Habíamos seguido consolidándonos como amigos: como buenos amigos, nada más. Ambos éramos conscientes de que el día más inesperado él tendría que irse, de que su presencia en mi mundo no era más que un tránsito provisional. A pesar de esforzarme por deshacerme de ellas, las cicatrices que me dejó Ramiro tenían aún forma de costurones; no estaba preparada para volver a sentir el desgarro de una ausencia. Nos atrajimos Marcus y yo, sí, mucho, y no faltaron ocasiones para que aquello se convirtiera en algo más. Hubo complicidad, roces y miradas, comentarios velados, estima y deseo. Hubo cercanía, hubo ternura. Pero yo me esforcé por amarrar mis sentimientos; me negué a avanzar más y él lo aceptó. Contenerme me costó un esfuerzo inmenso: dudas, incertidumbre, noches de desvelo. Pero antes que enfrentarme al dolor de su abandono, preferí quedarme con los recuerdos de los momentos memorables que juntos pasamos en aquellos días alborotados e intensos. Noches de risas y copas, de pipas de kif y partidas ruidosas de continental. Viajes a Tánger, salidas y charlas; instantes que nunca volvieron y en mi depósito de recuerdos atesoré como memorias del fin de una etapa y el inicio de nuevos caminos.

Con el timbrazo inesperado de Marcus en mi casa de Sidi Mandri, llegó aquella mañana el final de un tiempo y el principio de otro. Una puerta se cerraba y otra se iba abriendo. Y yo en medio, incapaz de retener lo que acababa, anhelando abrazar lo que venía.

—Tu madre está en camino. Anoche embarcó en Alicante rumbo a Orán en un mercante británico. Llegará a Gibraltar en tres días. Rosalinda se encargará de que pueda cruzar el Estrecho sin problemas, ya te dirá ella cómo va a hacerse el traslado.

Quise darle las gracias desde lo más profundo de mi ser, pero las siete letras de la palabra necesaria se cruzaron con un torrente de lágrimas en su camino de salida, y el llanto arrambló con ellas y se las llevó por delante. Por eso, tan sólo fui capaz de abrazarle con todas mis fuerzas y dejarle empapadas las solapas de la chaqueta.

—A mí también me ha llegado el momento de ponerme de nuevo en marcha —añadió unos segundos después.

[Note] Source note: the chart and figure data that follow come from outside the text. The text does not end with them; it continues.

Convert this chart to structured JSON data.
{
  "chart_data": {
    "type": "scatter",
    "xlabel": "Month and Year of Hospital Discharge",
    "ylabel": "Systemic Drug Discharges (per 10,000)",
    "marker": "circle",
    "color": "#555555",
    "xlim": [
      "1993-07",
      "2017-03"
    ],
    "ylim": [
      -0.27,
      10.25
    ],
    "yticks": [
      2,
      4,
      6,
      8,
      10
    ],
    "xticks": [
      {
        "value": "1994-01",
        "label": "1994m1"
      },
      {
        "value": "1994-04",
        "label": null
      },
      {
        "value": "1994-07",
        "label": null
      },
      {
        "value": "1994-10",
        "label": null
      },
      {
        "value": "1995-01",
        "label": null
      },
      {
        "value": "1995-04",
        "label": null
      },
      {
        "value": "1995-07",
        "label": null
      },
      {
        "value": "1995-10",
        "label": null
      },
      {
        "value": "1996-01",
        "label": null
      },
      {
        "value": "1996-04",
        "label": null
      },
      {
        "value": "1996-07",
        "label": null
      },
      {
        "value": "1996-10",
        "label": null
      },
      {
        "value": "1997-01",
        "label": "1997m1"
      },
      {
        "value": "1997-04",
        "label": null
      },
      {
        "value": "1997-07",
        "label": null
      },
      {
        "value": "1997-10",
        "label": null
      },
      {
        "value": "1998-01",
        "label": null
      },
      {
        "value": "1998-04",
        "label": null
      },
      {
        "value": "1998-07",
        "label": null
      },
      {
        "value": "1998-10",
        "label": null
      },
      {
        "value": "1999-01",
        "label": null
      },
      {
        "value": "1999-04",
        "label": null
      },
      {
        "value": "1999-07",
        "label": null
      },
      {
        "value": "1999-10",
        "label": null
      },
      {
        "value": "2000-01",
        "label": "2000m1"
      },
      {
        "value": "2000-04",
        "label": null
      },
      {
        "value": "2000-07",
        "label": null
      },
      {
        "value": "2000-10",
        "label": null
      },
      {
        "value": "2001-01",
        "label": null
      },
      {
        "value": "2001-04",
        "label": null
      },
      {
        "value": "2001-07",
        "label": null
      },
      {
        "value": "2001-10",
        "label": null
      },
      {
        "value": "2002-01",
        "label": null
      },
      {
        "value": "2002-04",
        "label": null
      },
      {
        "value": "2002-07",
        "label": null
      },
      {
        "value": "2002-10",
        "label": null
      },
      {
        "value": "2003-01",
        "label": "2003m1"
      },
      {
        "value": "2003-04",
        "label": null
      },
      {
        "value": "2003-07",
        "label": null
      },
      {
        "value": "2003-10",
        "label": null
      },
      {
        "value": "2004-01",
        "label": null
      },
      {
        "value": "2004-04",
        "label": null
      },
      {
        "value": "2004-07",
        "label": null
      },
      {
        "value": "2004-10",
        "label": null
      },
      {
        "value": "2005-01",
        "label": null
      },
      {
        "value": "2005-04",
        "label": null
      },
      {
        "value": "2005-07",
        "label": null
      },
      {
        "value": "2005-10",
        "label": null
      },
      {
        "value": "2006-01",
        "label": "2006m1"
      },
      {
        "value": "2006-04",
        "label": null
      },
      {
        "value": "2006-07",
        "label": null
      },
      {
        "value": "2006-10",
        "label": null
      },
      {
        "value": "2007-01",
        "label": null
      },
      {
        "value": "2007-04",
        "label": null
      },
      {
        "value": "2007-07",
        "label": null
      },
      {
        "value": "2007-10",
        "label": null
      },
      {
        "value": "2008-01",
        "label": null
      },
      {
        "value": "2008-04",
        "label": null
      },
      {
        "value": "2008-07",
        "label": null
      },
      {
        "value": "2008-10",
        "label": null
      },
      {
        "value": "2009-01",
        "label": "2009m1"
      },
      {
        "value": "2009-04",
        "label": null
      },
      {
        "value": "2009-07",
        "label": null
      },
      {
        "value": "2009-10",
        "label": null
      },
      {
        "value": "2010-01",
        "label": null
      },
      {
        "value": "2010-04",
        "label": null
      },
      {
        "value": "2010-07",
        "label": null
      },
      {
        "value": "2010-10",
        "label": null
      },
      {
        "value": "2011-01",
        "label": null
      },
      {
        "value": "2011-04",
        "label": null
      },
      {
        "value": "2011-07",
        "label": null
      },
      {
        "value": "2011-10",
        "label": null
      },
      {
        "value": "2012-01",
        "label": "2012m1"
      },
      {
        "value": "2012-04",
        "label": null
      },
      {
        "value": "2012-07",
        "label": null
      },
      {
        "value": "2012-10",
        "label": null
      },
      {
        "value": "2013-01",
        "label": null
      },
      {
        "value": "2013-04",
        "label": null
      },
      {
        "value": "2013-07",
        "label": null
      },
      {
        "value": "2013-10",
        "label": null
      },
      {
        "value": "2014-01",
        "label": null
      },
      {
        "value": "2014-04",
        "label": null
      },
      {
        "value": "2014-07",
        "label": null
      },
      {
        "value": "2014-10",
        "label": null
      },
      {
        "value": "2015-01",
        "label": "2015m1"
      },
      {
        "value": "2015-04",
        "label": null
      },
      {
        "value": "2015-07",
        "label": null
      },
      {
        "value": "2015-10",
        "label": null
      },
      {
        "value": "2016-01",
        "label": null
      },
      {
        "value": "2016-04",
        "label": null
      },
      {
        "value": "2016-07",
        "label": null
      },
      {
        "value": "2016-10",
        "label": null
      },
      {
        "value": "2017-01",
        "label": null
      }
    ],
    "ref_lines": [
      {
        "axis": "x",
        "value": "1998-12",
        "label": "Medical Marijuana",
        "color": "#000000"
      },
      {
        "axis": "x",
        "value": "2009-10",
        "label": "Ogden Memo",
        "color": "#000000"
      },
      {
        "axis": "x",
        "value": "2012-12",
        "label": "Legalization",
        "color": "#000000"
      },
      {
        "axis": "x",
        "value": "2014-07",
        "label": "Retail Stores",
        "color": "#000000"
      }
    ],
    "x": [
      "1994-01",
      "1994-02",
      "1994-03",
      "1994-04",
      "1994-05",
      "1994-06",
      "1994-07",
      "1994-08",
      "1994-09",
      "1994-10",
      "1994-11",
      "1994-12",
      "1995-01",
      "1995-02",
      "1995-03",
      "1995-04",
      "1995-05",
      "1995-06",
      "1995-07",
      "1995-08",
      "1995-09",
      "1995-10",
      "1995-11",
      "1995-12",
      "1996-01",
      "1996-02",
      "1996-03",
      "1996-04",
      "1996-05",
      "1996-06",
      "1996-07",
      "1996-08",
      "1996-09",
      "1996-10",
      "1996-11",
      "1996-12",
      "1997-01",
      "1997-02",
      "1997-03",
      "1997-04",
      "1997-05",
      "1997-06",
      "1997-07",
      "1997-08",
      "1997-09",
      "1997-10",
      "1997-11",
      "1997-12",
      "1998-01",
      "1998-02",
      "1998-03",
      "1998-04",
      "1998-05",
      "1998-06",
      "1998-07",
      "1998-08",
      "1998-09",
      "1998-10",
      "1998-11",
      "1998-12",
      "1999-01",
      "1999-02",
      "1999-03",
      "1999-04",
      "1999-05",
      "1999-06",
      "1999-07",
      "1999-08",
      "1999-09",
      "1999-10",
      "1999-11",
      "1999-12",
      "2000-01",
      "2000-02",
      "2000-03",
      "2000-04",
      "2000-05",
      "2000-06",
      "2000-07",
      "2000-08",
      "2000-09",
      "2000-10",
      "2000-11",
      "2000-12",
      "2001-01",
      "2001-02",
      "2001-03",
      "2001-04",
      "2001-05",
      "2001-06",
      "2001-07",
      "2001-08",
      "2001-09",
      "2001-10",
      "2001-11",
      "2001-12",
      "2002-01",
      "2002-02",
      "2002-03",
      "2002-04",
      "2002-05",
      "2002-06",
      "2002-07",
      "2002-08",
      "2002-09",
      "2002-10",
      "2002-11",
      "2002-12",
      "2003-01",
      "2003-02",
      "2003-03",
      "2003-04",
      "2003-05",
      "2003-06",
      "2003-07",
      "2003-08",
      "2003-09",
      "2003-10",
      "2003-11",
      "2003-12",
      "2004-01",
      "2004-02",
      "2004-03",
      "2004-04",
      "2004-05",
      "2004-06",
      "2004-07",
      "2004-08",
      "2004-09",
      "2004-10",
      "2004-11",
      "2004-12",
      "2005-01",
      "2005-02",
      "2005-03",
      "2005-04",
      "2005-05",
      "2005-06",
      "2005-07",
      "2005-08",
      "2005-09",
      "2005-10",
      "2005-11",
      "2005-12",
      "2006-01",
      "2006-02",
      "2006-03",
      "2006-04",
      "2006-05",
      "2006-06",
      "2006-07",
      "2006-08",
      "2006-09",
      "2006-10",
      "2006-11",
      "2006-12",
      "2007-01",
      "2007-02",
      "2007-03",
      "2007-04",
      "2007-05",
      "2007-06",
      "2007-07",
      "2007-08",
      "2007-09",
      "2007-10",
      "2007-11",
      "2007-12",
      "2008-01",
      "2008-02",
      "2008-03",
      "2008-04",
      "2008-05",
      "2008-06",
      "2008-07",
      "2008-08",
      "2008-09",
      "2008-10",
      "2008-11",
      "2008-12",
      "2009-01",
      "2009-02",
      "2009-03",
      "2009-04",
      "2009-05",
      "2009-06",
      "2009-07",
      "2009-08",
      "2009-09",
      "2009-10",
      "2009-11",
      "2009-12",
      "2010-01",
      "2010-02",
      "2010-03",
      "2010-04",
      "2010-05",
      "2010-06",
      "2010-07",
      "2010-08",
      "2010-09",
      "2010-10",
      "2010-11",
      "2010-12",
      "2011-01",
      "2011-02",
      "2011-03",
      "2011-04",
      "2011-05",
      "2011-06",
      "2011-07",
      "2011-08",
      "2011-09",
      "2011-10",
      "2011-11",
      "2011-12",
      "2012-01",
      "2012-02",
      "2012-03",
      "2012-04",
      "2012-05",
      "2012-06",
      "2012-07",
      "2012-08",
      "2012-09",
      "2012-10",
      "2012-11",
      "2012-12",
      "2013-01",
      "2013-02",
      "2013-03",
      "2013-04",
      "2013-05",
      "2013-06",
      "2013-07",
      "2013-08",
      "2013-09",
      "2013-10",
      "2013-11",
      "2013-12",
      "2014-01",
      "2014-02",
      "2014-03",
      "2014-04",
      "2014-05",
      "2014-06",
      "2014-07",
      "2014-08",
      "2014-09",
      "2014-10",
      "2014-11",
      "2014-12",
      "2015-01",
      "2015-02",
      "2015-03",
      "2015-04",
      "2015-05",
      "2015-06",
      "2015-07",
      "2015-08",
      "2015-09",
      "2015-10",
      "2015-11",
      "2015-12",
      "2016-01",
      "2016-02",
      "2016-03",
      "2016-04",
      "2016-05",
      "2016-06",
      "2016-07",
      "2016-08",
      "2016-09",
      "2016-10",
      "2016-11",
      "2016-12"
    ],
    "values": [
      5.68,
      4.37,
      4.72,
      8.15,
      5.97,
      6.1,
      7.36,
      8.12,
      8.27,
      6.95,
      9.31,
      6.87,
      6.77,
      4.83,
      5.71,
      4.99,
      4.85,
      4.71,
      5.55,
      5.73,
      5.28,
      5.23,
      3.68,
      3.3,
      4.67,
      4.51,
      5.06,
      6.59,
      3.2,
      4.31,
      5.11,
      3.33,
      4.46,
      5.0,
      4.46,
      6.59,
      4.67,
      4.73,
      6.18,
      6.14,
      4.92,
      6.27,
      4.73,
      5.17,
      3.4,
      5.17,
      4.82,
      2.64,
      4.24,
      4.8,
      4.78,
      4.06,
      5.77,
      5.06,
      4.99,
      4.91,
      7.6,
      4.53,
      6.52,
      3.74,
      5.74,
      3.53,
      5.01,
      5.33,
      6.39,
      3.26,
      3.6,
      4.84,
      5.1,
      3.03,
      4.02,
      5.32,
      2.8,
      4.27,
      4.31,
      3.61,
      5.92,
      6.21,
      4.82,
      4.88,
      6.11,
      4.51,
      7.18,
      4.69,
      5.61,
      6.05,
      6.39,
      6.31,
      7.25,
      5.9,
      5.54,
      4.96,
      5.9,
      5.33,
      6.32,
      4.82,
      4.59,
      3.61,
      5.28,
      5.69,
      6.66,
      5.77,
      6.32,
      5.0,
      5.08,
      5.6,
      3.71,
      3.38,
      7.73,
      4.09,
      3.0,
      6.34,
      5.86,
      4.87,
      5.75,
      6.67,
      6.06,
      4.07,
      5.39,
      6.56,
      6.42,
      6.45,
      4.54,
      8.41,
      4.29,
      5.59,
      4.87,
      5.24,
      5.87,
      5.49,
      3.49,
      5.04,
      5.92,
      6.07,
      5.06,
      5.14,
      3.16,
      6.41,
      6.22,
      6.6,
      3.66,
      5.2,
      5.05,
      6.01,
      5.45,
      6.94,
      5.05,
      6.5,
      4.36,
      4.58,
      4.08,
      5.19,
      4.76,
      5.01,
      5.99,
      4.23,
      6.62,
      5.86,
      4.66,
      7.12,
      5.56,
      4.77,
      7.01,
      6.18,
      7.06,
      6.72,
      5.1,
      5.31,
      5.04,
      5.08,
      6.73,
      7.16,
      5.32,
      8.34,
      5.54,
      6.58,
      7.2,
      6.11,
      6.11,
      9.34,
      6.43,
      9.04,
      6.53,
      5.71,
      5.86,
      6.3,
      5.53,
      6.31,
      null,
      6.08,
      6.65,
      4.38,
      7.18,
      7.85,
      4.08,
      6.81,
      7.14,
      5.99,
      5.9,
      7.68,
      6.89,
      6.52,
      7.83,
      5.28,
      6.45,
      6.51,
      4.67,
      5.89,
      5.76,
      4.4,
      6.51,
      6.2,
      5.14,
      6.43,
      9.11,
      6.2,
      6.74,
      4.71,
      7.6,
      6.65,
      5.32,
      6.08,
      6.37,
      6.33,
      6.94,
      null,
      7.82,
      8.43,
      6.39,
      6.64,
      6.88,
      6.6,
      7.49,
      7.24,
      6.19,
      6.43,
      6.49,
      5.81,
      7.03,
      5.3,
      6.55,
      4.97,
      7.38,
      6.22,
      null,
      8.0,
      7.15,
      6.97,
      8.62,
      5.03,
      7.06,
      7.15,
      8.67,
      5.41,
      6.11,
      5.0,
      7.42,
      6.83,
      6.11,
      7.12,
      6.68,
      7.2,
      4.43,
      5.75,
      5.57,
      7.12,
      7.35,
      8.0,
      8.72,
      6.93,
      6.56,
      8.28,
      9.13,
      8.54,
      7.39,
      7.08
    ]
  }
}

Le miré sorbiéndome la nariz. Sacó él un pañuelo blanco y me lo tendió.

—Me reclama mi agencia. Mi cometido en Marruecos está terminado, tengo que volver.

—¿A Madrid?

Se encogió de hombros.

—De momento, a Londres. Después, a donde me envíen.

Volví a abrazarle, volví a llorar. Y cuando fui por fin capaz de contener el barullo de emociones y pude empezar a controlar aquel alborotado pelotón de sentimientos en el que la mayor de las alegrías se mezclaba con una inmensa tristeza, mi voz rota por fin pidió paso.

—No te vayas, Marcus.

—Ojalá estuviera en mi mano. Pero no puedo quedarme, Sira, me necesitan en otro destino.

Volví a mirar su cara ya tan querida. Aún había en ella restos de cicatrices, pero del hombre maltrecho que llegó al Nacional una noche de verano quedaba ya muy poco. Aquel día recibí a un desconocido llena de nervios y temores; ahora me enfrentaba a la dolorosa tarea de despedir a alguien muy próximo, más quizá de lo que yo misma me atrevía a reconocer.

Sorbí de nuevo.

—Cuando quieras regalarle un traje a alguna de tus novias, ya sabes dónde estoy.

—Cuando quiera una novia, vendré a buscarte —dijo tendiendo su mano hacia mi rostro. Intentó secar mis lágrimas con sus dedos, me estremeció el contacto de su caricia y deseé con rabia que aquel día nunca hubiera tenido que llegar.

—Embustero —murmuré.

—Guapa.

Sus dedos se arrastraron por mi cara hasta el nacimiento del pelo y se enredaron en él avanzando hasta la nuca. Nuestros rostros se acercaron, despacio, como si temieran culminar lo que llevaba tanto tiempo flotando en el aire.

El chasquido inesperado de una llave nos hizo separarnos. Entró Jamila jadeante, traía un mensaje urgente en su español arrebatado.

—Siñora Fox dice siñorita Sira ir corriendo a las Palmeras.

La máquina estaba en marcha, había llegado el final. Marcus cogió su sombrero y yo no pude resistirme a abrazarle una vez más. No hubo palabras, no había nada más que decir. Unos segundos después, de su presencia sólida y cercana tan sólo quedó el rastro de un leve beso en mi pelo, la imagen de su espalda y el ruido doloroso de la puerta al cerrarse tras él.